Why create regulations that are so blatantly unnecessary?

This not only creates problems for a few stations that have to jump through hoops because, for example, there's not a great deal of rock music in Sotho, or few local artists sing Cantonese.

It generates resentment towards a bureaucratic government that is seen to stick its nose everywhere it doesn't belong. Manage spectrum, and then get out of the way so the market can decide which radio stations succeed and which fail. Clearly, local content is not an area of “market failure”, no matter how hard the bureaucrats try to find this mythical beast under every rock that looks big enough to regulate.

Besides confusion and disrespect for bureaucratic nonsense, such superfluous regulations merely create paperwork for broadcasters. Regulatory compliance costs money and time. Requiring detailed records to verify compliance with local music, artist interviews and other content requirements makes no sense when the majority are clearly compliant by default.

There's probably a reason a “community radio station” is not called “commercial”. It's probably running on a shoestring. It probably scrapes by in a rented two-room office with a handful of DJs, a manager and a do-it-all-technician-and-receptionist. Dumping heavy piles of bureaucratic paperwork on such small operations is a sure-fire way to smother the baby in the crib.

If that is the objective of the regulations, it wouldn't be surprising. You see, there's another reason to drop the content requirements issued to private radio stations. The SABC, that beacon of efficient public service, is supported by TV licence fees that are enforced by criminal (not civil) law. The purpose of a public broadcaster is to achieve objectives that private broadcasters will not achieve, because... well, to put it bluntly, people might not really care to have nanny-state citizen education campaigns, content-as-a-patriotic-duty, or ruling party propaganda shoved down their throats.

However, the SABC is a huge black hole for advertising revenue, leaving the private media industry starved and casting about for whatever interstellar dust hasn't been sucked up by the SABC (or that other monster created by the government's love of exclusive licensing, MultiChoice).

This is double-dipping. If you're going to hurt private broadcasters by foisting a lumbering, inefficient, uncompetitive giant like the SABC on them, don't compound the misery - and destroy your justification for funding a public broadcaster in the first place - by requiring them to take on the very responsibilities for which the SABC exists.

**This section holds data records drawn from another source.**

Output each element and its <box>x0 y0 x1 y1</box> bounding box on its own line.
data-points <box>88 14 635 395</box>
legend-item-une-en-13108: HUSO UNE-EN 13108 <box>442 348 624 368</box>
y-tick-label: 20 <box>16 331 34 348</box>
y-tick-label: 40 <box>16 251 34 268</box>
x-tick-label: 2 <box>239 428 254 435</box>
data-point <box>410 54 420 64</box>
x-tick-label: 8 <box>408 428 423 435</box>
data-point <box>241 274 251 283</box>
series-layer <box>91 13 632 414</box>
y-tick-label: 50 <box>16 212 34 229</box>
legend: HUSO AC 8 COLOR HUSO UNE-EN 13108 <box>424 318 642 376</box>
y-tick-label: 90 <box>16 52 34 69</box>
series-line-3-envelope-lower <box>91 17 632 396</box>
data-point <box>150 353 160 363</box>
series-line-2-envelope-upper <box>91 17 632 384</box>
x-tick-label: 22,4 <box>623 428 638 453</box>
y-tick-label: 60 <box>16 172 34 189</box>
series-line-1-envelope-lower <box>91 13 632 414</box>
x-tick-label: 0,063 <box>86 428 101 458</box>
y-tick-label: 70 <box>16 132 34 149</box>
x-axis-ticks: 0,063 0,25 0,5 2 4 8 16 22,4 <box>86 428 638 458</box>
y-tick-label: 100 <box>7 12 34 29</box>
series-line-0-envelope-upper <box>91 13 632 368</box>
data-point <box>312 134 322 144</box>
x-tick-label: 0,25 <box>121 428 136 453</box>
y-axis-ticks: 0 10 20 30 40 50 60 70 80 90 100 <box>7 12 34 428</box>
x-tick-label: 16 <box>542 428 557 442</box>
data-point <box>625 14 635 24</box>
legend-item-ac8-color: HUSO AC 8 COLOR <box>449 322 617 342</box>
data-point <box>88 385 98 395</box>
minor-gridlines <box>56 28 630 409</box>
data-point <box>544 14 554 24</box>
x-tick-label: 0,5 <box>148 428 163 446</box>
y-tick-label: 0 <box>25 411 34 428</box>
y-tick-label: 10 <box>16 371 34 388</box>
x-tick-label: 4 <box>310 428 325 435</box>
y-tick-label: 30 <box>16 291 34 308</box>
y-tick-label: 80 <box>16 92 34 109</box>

The solution is simple. As a bonus it will ease the workload about which regulators so often complain - as if those burdened by their regulations are supposed to have sympathy.

The solution is to lift all broadcasting restrictions and obligations from broadcast licence owners. Make sure they don't trample on other people's radio spectrum, don't defraud advertisers, pay their taxes, and otherwise act lawfully, but let them play what they want to, say what they want to, and make money how they want to.

The bureaucrats might think otherwise, but most of us truly appreciate local content. This is why most radio stations proudly play it, promote it, and make their facilities available to local artists. Many others proudly broadcast in the home languages of local communities, not because they have to, but because people love speaking and listening to their own languages.

Afrikaans once became a sterile, dead language, thanks to an oppressive government that felt it had to force people to speak it. It came alive again when independent artists, freed of state support, reclaimed it as their own.

Now that South Africa is supposedly free, are we going to be forced once again by a patronising state to love our own music, and speak our own languages? If so, it will become a duty. We will learn to hate it, and despise the government that tells us how to live.

To put it in more revolutionary terms: Hands off our radio!